生鮮素材とは距離を置く食品の品揃え

 食品売上高3926億円、全売上高に占める構成比は57%。大手ドラッグストアの中でも食品販売額が突出して高いのがコスモス薬品だ。売上高は2020年5月期の数値で、コロナ禍により例年以上に売上高が押し上げられているが、それより前の5年間の業績を見ても、1店舗当たりの食品売上高は3億4000万円前後。食品を強みとするドラッグストアはもちろんのこと、コンビニや食品スーパーにとっても脅威の存在であるのは間違いない。

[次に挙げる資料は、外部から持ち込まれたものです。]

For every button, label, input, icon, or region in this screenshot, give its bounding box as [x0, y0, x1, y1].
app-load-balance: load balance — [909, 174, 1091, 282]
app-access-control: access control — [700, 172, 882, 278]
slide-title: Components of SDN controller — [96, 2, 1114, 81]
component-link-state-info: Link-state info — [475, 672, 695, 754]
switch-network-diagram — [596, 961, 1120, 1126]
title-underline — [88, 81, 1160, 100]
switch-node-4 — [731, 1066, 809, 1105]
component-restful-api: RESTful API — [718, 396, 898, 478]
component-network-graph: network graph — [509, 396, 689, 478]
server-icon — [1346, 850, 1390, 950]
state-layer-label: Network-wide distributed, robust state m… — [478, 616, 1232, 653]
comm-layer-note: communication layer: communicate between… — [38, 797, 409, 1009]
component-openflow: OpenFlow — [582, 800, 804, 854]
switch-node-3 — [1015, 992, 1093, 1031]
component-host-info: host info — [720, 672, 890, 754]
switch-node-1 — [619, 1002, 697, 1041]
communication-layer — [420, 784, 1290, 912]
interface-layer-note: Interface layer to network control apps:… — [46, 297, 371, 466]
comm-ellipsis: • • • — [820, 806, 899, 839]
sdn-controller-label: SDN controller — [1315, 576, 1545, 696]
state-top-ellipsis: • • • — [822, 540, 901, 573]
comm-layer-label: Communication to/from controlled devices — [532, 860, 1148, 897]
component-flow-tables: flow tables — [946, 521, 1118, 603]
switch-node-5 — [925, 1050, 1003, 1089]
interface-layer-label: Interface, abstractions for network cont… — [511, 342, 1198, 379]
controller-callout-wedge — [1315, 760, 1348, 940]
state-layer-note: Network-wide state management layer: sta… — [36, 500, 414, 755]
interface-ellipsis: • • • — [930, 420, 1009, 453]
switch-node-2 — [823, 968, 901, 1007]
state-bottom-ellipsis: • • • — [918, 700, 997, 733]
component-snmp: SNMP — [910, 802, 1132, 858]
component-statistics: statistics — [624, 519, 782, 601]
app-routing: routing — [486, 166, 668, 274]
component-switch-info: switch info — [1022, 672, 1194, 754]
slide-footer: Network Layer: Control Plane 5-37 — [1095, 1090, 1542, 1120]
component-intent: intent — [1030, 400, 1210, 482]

 コスモス薬品の食品の品揃えは、加工食品、菓子、飲料、酒、冷凍食品、和洋日配。生鮮や惣菜を除けば、取り扱いカテゴリーは食品スーパーや食品強化型のドラッグストアとそれほど大差はない。それでいて大半の商品価格が安いとなれば、競合する食品スーパーの差別化策は生鮮食品と惣菜の強化。同業のゲンキーやクスリのアオキが食品スーパーの武器である生鮮・惣菜を取り込み、強化しているのも、同業以上の品揃えでよりお客の生活に便利なワンストップ業態へと近付くためだ。だがコスモスは目指すところは同じであっても、アプローチは大きく異なる。コスモスのスタンスは、一言で言えば手間いらずの食卓提案だ。